Auditory Asides: Listening Habits and Non-Linear Temporalities
Presenter: Malcolm Troon (University of Sussex, UK)
Abstract
I will present new ideas regarding sonic cognition by challenging traditional notions of exclusively singular and linear sonic chronologies. I will examine auditors’ listening habits when organising their sonic environs. My research has investigated the sonic as a property of permanence, opposing tendencies to consider sounds as being ephemeral and brief. As such, through observing subjects (and myself) within sonic environments, this research has unearthed the notion of the ‘auditory aside.’
The auditory aside is a cognitive process. Whereby a listener extracts a sound event from their ongoing sound environment, pausing it while examining the sounds that surround it both temporally and spatially. That sound event is stored as a received, but often pre-cognised auditory event. This process places a sound or sounds aside, retained in dormancy, until required or ready for cognition.
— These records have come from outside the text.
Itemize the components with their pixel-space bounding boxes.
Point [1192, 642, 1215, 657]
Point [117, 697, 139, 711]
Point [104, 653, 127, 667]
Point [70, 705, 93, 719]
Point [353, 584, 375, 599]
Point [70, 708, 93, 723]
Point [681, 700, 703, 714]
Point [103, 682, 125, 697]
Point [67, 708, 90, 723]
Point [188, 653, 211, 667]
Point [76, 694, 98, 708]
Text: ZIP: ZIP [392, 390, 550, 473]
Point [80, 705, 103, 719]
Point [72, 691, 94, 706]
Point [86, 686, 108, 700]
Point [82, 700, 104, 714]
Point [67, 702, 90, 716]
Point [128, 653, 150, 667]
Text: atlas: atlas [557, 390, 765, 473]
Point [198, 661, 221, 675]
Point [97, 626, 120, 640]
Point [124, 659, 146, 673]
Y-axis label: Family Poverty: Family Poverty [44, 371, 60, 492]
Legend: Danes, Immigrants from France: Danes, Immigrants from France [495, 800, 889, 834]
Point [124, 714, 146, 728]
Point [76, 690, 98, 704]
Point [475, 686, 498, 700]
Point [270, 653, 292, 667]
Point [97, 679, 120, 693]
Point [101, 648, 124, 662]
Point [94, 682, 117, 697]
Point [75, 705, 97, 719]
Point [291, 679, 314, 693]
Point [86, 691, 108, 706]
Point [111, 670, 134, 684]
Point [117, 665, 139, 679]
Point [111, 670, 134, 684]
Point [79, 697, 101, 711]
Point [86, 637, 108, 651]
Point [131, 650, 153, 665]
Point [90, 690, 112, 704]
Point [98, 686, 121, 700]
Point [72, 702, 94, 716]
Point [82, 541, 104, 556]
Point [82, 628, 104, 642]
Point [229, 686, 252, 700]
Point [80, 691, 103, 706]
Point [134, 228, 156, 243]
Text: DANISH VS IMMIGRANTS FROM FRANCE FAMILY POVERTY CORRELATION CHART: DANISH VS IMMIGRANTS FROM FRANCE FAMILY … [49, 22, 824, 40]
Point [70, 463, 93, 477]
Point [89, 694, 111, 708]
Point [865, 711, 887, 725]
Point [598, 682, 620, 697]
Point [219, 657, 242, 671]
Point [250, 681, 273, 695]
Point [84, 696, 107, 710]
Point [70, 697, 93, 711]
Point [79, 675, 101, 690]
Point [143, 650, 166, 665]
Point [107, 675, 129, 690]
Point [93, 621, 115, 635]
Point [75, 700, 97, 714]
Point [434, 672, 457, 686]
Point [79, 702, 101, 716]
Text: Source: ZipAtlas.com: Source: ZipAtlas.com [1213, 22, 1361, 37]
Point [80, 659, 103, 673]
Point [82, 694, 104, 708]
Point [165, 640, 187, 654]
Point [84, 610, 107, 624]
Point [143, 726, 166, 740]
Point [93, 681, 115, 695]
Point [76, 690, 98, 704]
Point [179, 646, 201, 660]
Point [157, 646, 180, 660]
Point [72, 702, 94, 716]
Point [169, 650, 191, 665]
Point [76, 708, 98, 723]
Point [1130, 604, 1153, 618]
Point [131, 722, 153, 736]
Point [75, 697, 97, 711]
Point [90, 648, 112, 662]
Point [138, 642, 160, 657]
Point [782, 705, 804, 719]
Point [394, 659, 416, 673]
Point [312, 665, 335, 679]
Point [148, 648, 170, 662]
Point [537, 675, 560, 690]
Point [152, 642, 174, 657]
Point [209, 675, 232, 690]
Once more sonic information has been collected, and its contextual meaning has been perceived, it is reintegrated back into the wider sonic picture. This time as an understood and cognised sonic property. This process spotlights that we perceive not one singular linear sonic sequence, but parallel and even prismatic sonic timelines if you will. This subsequently raises questions regarding notions of the past, present and future, and their function within sonic realms when considering the sideward, backward, and prismatic glancing processes of the auditory aside.
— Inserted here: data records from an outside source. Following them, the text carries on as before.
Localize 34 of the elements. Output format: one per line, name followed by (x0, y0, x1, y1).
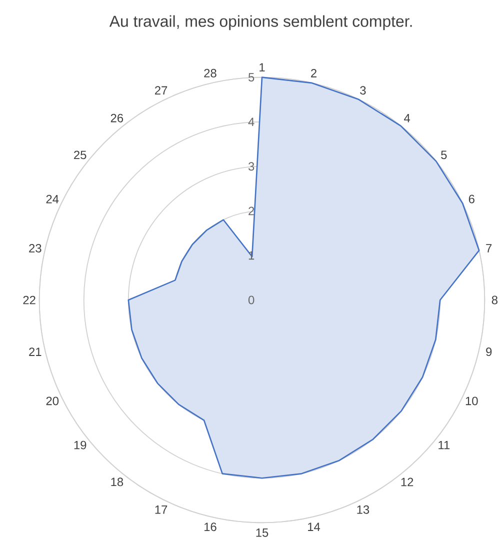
y-tick-label: 5 (248, 73, 254, 82)
chart-title: Au travail, mes opinions semblent compter. (109, 15, 412, 30)
spoke-label: 21 (28, 348, 42, 356)
y-tick-label: 2 (248, 206, 254, 216)
spoke-label: 12 (401, 478, 413, 486)
spoke-label: 22 (23, 296, 36, 304)
spoke-label: 20 (46, 396, 58, 406)
spoke-label: 5 (440, 150, 447, 160)
y-tick-label: 0 (248, 296, 254, 304)
spoke-label: 23 (28, 244, 42, 252)
spoke-label: 8 (492, 296, 498, 304)
spoke-label: 11 (438, 440, 450, 450)
spoke-label: 17 (155, 506, 167, 514)
spoke-label: 10 (466, 396, 478, 406)
spoke-label: 3 (360, 86, 366, 95)
spoke-label: 28 (204, 68, 216, 78)
spoke-label: 4 (404, 114, 410, 122)
y-tick-label: 4 (248, 118, 254, 126)
spoke-label: 7 (486, 244, 492, 252)
spoke-label: 16 (204, 522, 216, 532)
spoke-label: 2 (310, 68, 316, 78)
spoke-label: 19 (74, 440, 86, 450)
spoke-label: 26 (110, 114, 123, 122)
spoke-label: 24 (46, 194, 58, 204)
y-tick-label: 3 (248, 162, 254, 171)
spoke-label: 27 (154, 86, 167, 95)
spoke-label: 6 (468, 194, 474, 204)
spoke-label: 1 (259, 63, 265, 72)
spoke-label: 25 (74, 150, 86, 160)
spoke-label: 14 (308, 522, 320, 531)
spoke-label: 13 (357, 505, 369, 514)
spoke-label: 18 (111, 478, 123, 486)
spoke-label: 9 (486, 348, 492, 356)
spoke-label: 15 (256, 528, 268, 537)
My presentation will go on to examine three examples of my research participants’ sonic environments as examples to describe the practice of the auditory aside. I will document visits to Great Dixter Gardens, Sussex for its multi-layered dawn chorus, examine ferry journeys across Istanbul’s Bosporus Strait for its daytime sonic cacophony and the mountains of Rum in Scotland for the sonically intense and daily nocturnal arrival of thousands of Manx Shearwater seabirds. These examples will unearth sonic chronologies as being unbound by strict linear temporality. Furthermore, by examining findings that we do not necessarily cognise sounds in the chronological order at which temporally arrive at the ear, I have found that auditor event organisation occurs prismatically and as such, the flow and order of sonic perceptions seldom match the flow of time on which they are transported and received.